Seventy wise men in Portugal have published a manifesto for changes in this country. They suggest prolonging the interest repayment installments and dropping the interest rates payable on Portugal’s loans, as in Greece.
The Dutch-Swedish Professor Stefan de Vylder and Jack Soifer propose the same approach, changing part of the country’s debt into credits to be used by the creditors’ clients, e.g, German, British and Dutch corporations would be issued vouchers to exchange for imports from Portuguese companies. This would raise the competitiveness of Portuguese companies and bring jobs.
President Cavaco Silva said recently that it will be 22 years before Portugal can start breathing again. Out of eight well-known economists interviewed recently by the weekly magazine Expresso, 3 said Portugal will never reach the EU limit for public debt of 60% of GNP, 3 others sadi that it will take 40-50 years and 2 bankers believe it will take 25-32 years.
The Troika proposed structural changes such as the updating of education, health, transportation, justice, and equity for working and retirement benefits between private and public employees.
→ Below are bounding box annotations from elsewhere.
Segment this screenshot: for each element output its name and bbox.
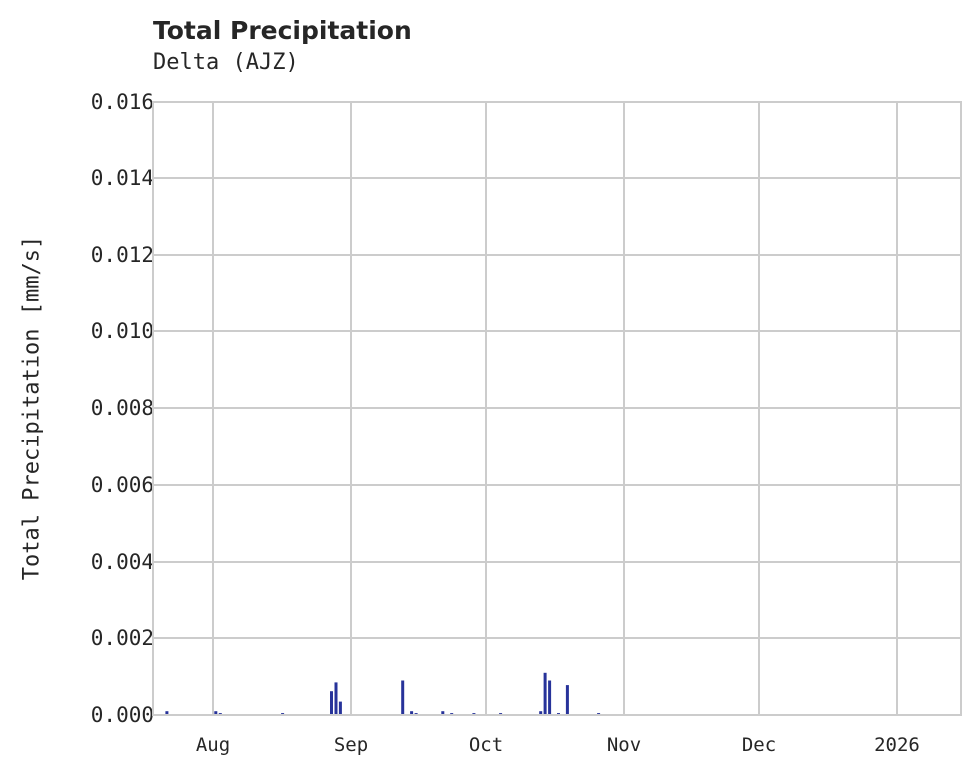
plot-frame (152, 101, 962, 716)
precipitation-bar (548, 680, 552, 715)
precipitation-bar (334, 682, 338, 715)
x-tick: Aug (195, 734, 231, 756)
x-tick: 2026 (874, 734, 920, 756)
precipitation-bar (330, 691, 333, 715)
precipitation-bar (539, 711, 543, 715)
x-tick: Nov (606, 734, 642, 756)
y-tick: 0.006 (90, 473, 154, 497)
y-tick: 0.012 (90, 243, 154, 267)
y-tick: 0.000 (90, 703, 154, 727)
precipitation-bar (214, 711, 218, 715)
precipitation-bar (441, 711, 445, 715)
precipitation-bars (165, 672, 601, 715)
y-tick: 0.008 (90, 396, 154, 420)
x-tick: Dec (741, 734, 777, 756)
y-tick: 0.010 (90, 319, 154, 343)
chart-title: Total Precipitation (153, 16, 412, 45)
precipitation-bar (165, 711, 169, 715)
grid-lines (152, 101, 962, 715)
precipitation-bar (401, 680, 405, 715)
y-tick: 0.014 (90, 166, 154, 190)
y-tick: 0.016 (90, 90, 154, 114)
x-tick: Sep (333, 734, 369, 756)
precipitation-bar (543, 672, 547, 715)
y-tick: 0.002 (90, 626, 154, 650)
precipitation-bar (410, 711, 414, 715)
chart-subtitle: Delta (AJZ) (153, 50, 299, 75)
precipitation-bar (565, 685, 569, 715)
y-tick: 0.004 (90, 550, 154, 574)
precipitation-bar (338, 701, 342, 715)
x-tick: Oct (468, 734, 504, 756)
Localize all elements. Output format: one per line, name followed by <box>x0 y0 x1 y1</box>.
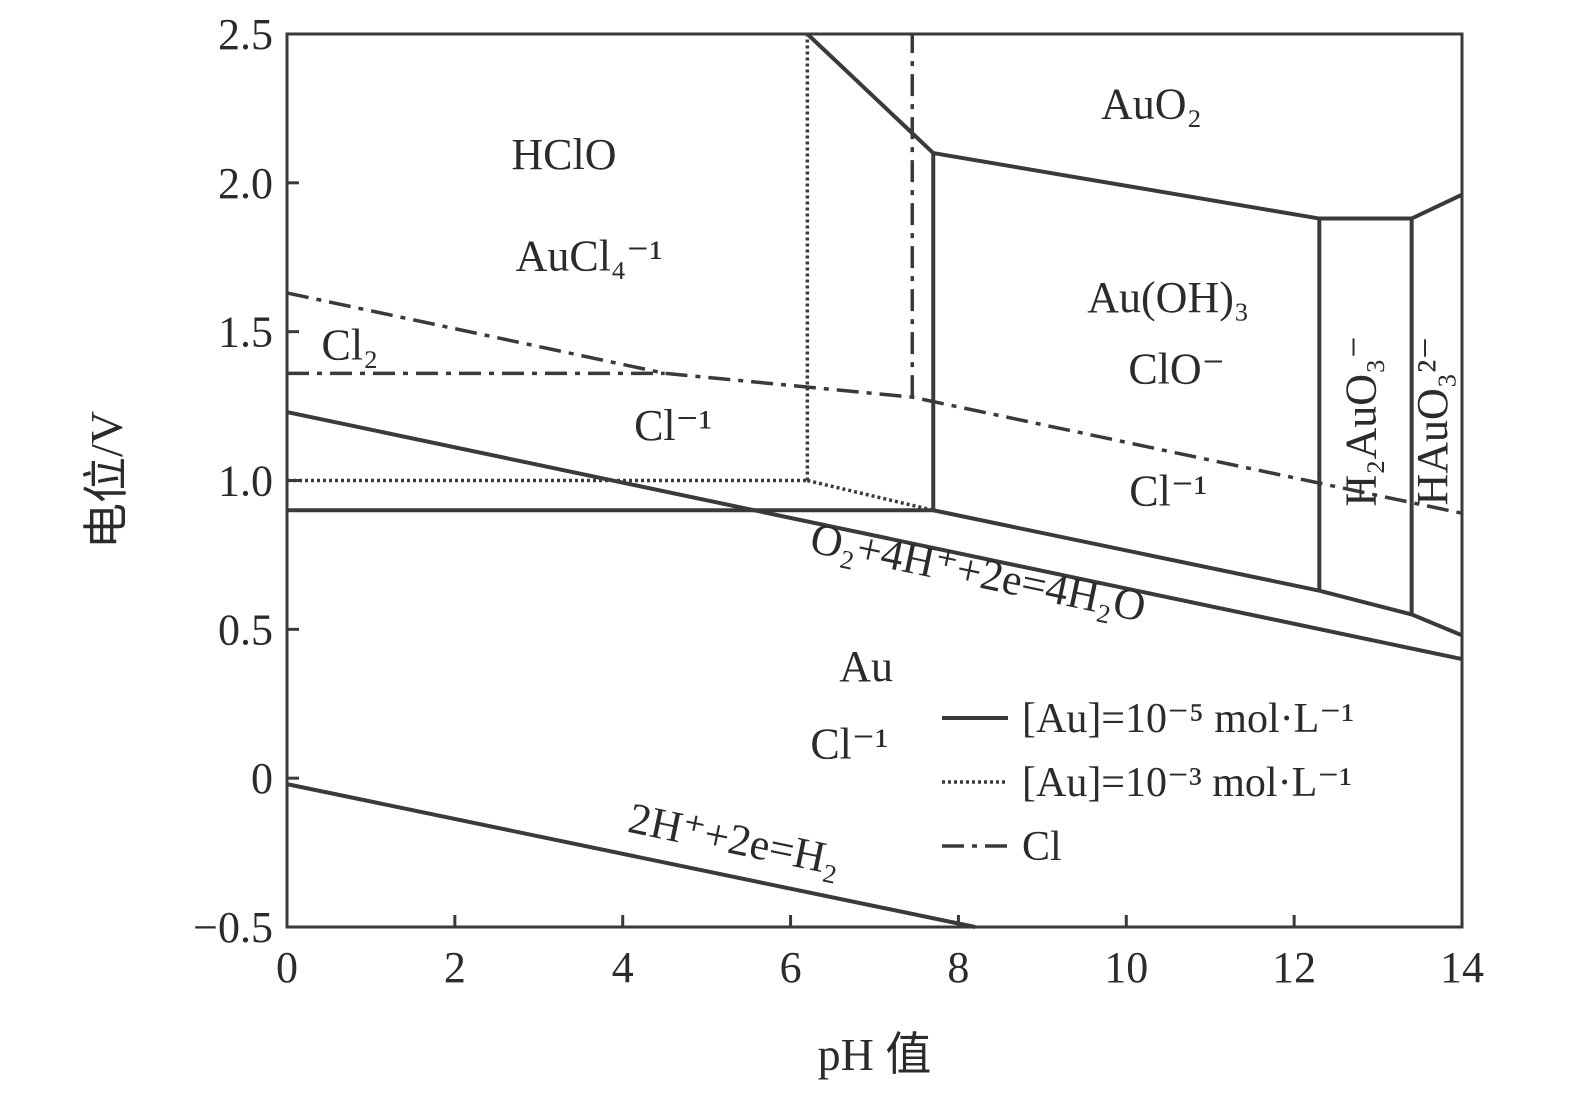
x-tick-label: 2 <box>444 943 466 992</box>
region-label: Au <box>839 642 893 691</box>
series-layer <box>286 32 1463 929</box>
x-tick-label: 8 <box>947 943 969 992</box>
y-tick-label: −0.5 <box>193 903 273 952</box>
y-tick-label: 2.0 <box>218 159 273 208</box>
region-label: Cl⁻¹ <box>810 719 888 768</box>
region-label: H₂AuO₃⁻ <box>1337 335 1386 506</box>
legend-label-2: [Au]=10⁻³ mol·L⁻¹ <box>1022 760 1352 806</box>
region-label: Cl⁻¹ <box>634 401 712 450</box>
region-label: Au(OH)₃ <box>1087 273 1249 322</box>
series-3-segment-2 <box>286 291 1463 515</box>
region-label: AuCl₄⁻¹ <box>516 231 663 280</box>
tick-layer: 0 2 4 6 8 10 12 14−0.500.51.01.52.02.5 <box>193 10 1484 992</box>
x-tick-label: 6 <box>780 943 802 992</box>
region-label: Cl₂ <box>321 321 378 370</box>
region-label: HAuO₃²⁻ <box>1408 336 1457 505</box>
y-axis-title: 电位/V <box>81 411 132 549</box>
reference-line-2 <box>286 782 976 929</box>
x-tick-label: 4 <box>612 943 634 992</box>
y-tick-label: 1.5 <box>218 308 273 357</box>
legend: [Au]=10⁻⁵ mol·L⁻¹ [Au]=10⁻³ mol·L⁻¹ Cl <box>942 696 1354 870</box>
x-axis-title: pH 值 <box>818 1029 932 1080</box>
x-tick-label: 10 <box>1104 943 1148 992</box>
legend-label-3: Cl <box>1022 824 1062 870</box>
series-1-segment-5 <box>932 508 1463 638</box>
y-tick-label: 0.5 <box>218 605 273 654</box>
y-tick-label: 0 <box>251 754 273 803</box>
region-label: Cl⁻¹ <box>1129 466 1207 515</box>
series-1-segment-4 <box>932 151 1463 221</box>
x-tick-label: 0 <box>276 943 298 992</box>
legend-label-1: [Au]=10⁻⁵ mol·L⁻¹ <box>1022 696 1354 742</box>
y-tick-label: 2.5 <box>218 10 273 59</box>
region-label: HClO <box>511 130 616 179</box>
x-tick-label: 12 <box>1272 943 1316 992</box>
reference-line-1 <box>286 410 1463 662</box>
series-1-segment-3 <box>805 32 935 155</box>
region-label: ClO⁻ <box>1128 344 1225 393</box>
region-label: AuO₂ <box>1101 80 1202 129</box>
y-tick-label: 1.0 <box>218 457 273 506</box>
x-tick-label: 14 <box>1440 943 1484 992</box>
Not bad! But what we actually saw was a focus only on the labour and financial areas which served to crush groups of citizens with the weakest unions and associations, and only superficial cuts in the costs of justice and health without tackling the causes - these cuts only treated the effects of old-fashioned governance and its lack of control of public expenditure.
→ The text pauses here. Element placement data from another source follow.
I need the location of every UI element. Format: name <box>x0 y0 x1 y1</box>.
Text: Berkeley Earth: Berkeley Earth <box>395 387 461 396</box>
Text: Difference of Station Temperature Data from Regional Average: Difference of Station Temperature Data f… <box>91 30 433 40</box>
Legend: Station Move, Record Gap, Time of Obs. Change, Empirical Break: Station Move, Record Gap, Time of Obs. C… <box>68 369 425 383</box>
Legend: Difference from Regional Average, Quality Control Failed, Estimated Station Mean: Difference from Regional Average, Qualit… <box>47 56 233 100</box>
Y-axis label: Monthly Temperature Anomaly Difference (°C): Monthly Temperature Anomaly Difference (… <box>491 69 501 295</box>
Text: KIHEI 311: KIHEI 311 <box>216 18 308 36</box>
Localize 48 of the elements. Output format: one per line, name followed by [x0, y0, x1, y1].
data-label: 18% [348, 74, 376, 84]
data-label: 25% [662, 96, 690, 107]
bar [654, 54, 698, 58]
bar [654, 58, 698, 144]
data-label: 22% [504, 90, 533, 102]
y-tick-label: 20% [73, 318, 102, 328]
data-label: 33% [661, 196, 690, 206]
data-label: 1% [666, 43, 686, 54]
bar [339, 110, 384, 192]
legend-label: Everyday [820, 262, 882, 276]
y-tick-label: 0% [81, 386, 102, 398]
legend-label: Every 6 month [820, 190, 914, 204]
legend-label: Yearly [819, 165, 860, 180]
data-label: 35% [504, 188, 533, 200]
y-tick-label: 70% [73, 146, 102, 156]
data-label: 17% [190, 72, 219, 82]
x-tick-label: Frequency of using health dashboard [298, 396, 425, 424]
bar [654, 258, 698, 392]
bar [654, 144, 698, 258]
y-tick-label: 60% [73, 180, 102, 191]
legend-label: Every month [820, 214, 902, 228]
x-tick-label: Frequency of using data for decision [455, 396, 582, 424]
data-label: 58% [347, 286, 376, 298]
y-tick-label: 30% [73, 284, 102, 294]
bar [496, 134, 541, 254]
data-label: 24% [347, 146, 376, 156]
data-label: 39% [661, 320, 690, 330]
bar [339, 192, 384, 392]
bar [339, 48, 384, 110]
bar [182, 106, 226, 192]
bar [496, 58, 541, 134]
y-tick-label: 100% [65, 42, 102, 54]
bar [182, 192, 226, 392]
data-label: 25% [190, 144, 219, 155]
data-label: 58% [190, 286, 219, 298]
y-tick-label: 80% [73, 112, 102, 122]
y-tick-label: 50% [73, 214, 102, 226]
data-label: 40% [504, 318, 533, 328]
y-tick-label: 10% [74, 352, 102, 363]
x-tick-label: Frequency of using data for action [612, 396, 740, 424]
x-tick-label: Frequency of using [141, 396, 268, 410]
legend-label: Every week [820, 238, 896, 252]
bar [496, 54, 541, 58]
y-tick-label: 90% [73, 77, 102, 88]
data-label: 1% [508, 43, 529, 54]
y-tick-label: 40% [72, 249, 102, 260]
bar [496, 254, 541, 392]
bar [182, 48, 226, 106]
One example: in December 2013 Portugal had 279,000 registered unemployed over 45-years old. For two years the government had two programmes for them, the TSU and Impulso which together resulted in 6,740 jobs, some 2.3% of its target.
Finanças set out to reduce tax evasion, but focused on 200,000 SMEs whose total tax evasion costs is around €1.2 billion and did almost nothing on tax evaders who use offshore tax havens, an estimated €70 billion.
Not only in Portugal, also in many EU-Mediterranean countries citizens don’t trust the Troika, neither do they trust the bureaucrats in Brussels and Frankfurt who were warned in 2007 of the risks of a crisis and did nothing. Out of 7 million Portuguese electors, less than half voted in the European Parliamentary elections five years ago.
Neither the Troika nor Portuguese politicians want to tackle the root causes of this long recession, this would need something akin to the Marshall Plan after WWII in order to create jobs and welfare. They want to keep the high profits for a very few corporations, those which give their political parties enough euros to keep them in power and continue the current system.